5. ТП2 (Полимеразная цепная реакция):
Полимеразная цепная реакция анализируемой последовательности 7-го экзона гена IRF6.
Принцип метода.
Амплификация (наработка) анализируемой последовательности.
Ход работы.
Приготовление реакционной смеси для амплификации.
ПЦР проводили в 25 μl реакционной смеси, для чего готовили премикс следующего состава:
10х реакционный буфер для ПЦР (Хеликон) 2,5 μl ;
5 ρМ каждого праймера (ЗАО «Синтол» Паспорт №2201 от 21.01.2010) 1 μl;
5 мМ каждого дезоксинуклеозидтрифосфата (dNTP, кат №R1121, Fermentas) 1 μl;
25 мМ MgCl2 (ЗАО «Синтол» кат №005-08070901) 2,5 μl ;
2,5 ед. акт. термостабильной ДНК-полимеразы (Taq-полимераза Thermostar (Хеликон));
до 22 μl Н2О;
В премикс (22 мкл) добавить 3 мкл матрицы ДНК, ресуспендировать на Vortex, сбросить и поставить в амплификатор (программируемый термоциклер производства фирмы «Applied Biosistems»).

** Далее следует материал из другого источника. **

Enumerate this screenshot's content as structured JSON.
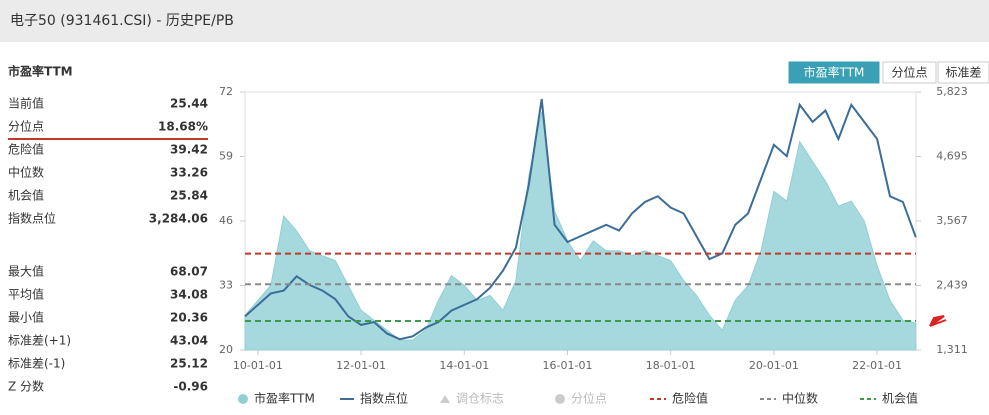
{
  "header": {
    "title": "电子50 (931461.CSI) - 历史PE/PB"
  },
  "panel": {
    "heading": "市盈率TTM",
    "stats_top": [
      {
        "label": "当前值",
        "value": "25.44"
      },
      {
        "label": "分位点",
        "value": "18.68%"
      },
      {
        "label": "危险值",
        "value": "39.42"
      },
      {
        "label": "中位数",
        "value": "33.26"
      },
      {
        "label": "机会值",
        "value": "25.84"
      },
      {
        "label": "指数点位",
        "value": "3,284.06"
      }
    ],
    "stats_bottom": [
      {
        "label": "最大值",
        "value": "68.07"
      },
      {
        "label": "平均值",
        "value": "34.08"
      },
      {
        "label": "最小值",
        "value": "20.36"
      },
      {
        "label": "标准差(+1)",
        "value": "43.04"
      },
      {
        "label": "标准差(-1)",
        "value": "25.12"
      },
      {
        "label": "Z 分数",
        "value": "-0.96"
      }
    ]
  },
  "tabs": [
    "市盈率TTM",
    "分位点",
    "标准差"
  ],
  "chart_data": {
    "type": "line",
    "x": [
      "09-10-01",
      "10-01-01",
      "10-04-01",
      "10-07-01",
      "10-10-01",
      "11-01-01",
      "11-04-01",
      "11-07-01",
      "11-10-01",
      "12-01-01",
      "12-04-01",
      "12-07-01",
      "12-10-01",
      "13-01-01",
      "13-04-01",
      "13-07-01",
      "13-10-01",
      "14-01-01",
      "14-04-01",
      "14-07-01",
      "14-10-01",
      "15-01-01",
      "15-04-01",
      "15-07-01",
      "15-10-01",
      "16-01-01",
      "16-04-01",
      "16-07-01",
      "16-10-01",
      "17-01-01",
      "17-04-01",
      "17-07-01",
      "17-10-01",
      "18-01-01",
      "18-04-01",
      "18-07-01",
      "18-10-01",
      "19-01-01",
      "19-04-01",
      "19-07-01",
      "19-10-01",
      "20-01-01",
      "20-04-01",
      "20-07-01",
      "20-10-01",
      "21-01-01",
      "21-04-01",
      "21-07-01",
      "21-10-01",
      "22-01-01",
      "22-04-01",
      "22-07-01",
      "22-10-01"
    ],
    "xticks": [
      "10-01-01",
      "12-01-01",
      "14-01-01",
      "16-01-01",
      "18-01-01",
      "20-01-01",
      "22-01-01"
    ],
    "series": [
      {
        "name": "市盈率TTM",
        "color": "#8fd0d4",
        "values": [
          27,
          30,
          33,
          47,
          44,
          40,
          39,
          38,
          33,
          28,
          26,
          24,
          22,
          22,
          24,
          30,
          35,
          33,
          30,
          31,
          28,
          34,
          55,
          68,
          48,
          42,
          38,
          42,
          40,
          40,
          39,
          40,
          39,
          38,
          34,
          31,
          27,
          24,
          30,
          33,
          40,
          52,
          50,
          62,
          58,
          54,
          49,
          50,
          46,
          37,
          30,
          26,
          25.44
        ]
      },
      {
        "name": "指数点位",
        "color": "#3a6d99",
        "axis": "y2",
        "values": [
          1900,
          2100,
          2300,
          2350,
          2600,
          2450,
          2350,
          2200,
          1900,
          1750,
          1800,
          1600,
          1500,
          1550,
          1700,
          1800,
          2000,
          2100,
          2200,
          2400,
          2700,
          3100,
          4200,
          5700,
          3500,
          3200,
          3300,
          3400,
          3500,
          3400,
          3700,
          3900,
          4000,
          3800,
          3700,
          3300,
          2900,
          3000,
          3500,
          3700,
          4300,
          4900,
          4700,
          5600,
          5300,
          5500,
          5000,
          5600,
          5300,
          5000,
          4000,
          3900,
          3284
        ]
      }
    ],
    "legend_extra": [
      "调仓标志",
      "分位点"
    ],
    "reference_lines": [
      {
        "name": "危险值",
        "value": 39.42,
        "color": "#c0392b"
      },
      {
        "name": "中位数",
        "value": 33.26,
        "color": "#888888"
      },
      {
        "name": "机会值",
        "value": 25.84,
        "color": "#3d9a4a"
      }
    ],
    "ylim": [
      20,
      72
    ],
    "yticks": [
      20,
      33,
      46,
      59,
      72
    ],
    "y2lim": [
      1311,
      5823
    ],
    "y2ticks": [
      {
        "value": 1311,
        "label": "1,311"
      },
      {
        "value": 2439,
        "label": "2,439"
      },
      {
        "value": 3567,
        "label": "3,567"
      },
      {
        "value": 4695,
        "label": "4,695"
      },
      {
        "value": 5823,
        "label": "5,823"
      }
    ]
  }
}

Последовательность праймеров и условия амплификации
Амплифицируемый участок | Последовательность праймеров 5¢® 3¢ | Длина Фрагмента (п.н.) | t° отжига |
Амплификация проводится в следующем режиме:
активация полимеразы 95ºС, 15 мин;
Температура отжига 60ºС 45 секунд
Температура элонгации 72ºС 40 секунд
Температура плавления 95ºС 1 минута 20 секунд
35 циклов
конечный отжиг 60ºС, 3 мин;
конечная элонгация 72ºС, 5 мин.
Нуклеотидная последовательность ДНК амплифицированного фрагмента:
Приборы и реактивы, используемые в работе
Приборы:
Программируемый термоциклер производства фирмы Applied Biosistems.
Вортекс Biosan
Реактивы:
10х реакционный буфер для ПЦР 10 мл (Хеликон);
25 мМ MgCl2 5 μl (ЗАО «Синтол» кат №005-08070901);
Праймеры (ЗАО «Синтол» Паспорт №2201 от 21.01.2010);
смесь dNTP 25 мМ (кат №R1121, Fermentas);
термостабильная ДНК-полимеразы (Taq-полимераза) Thermostar (Хеликон);
6 ТП3 (Проверка качества полученного ПЦР-продукта методом электрофореза в 8% ПААГ):
6.1 Приготовление 8% ПААГ.
Ход работы.
Приготовить 8% полиакриламидный гель (ПААГ) для электрофореза.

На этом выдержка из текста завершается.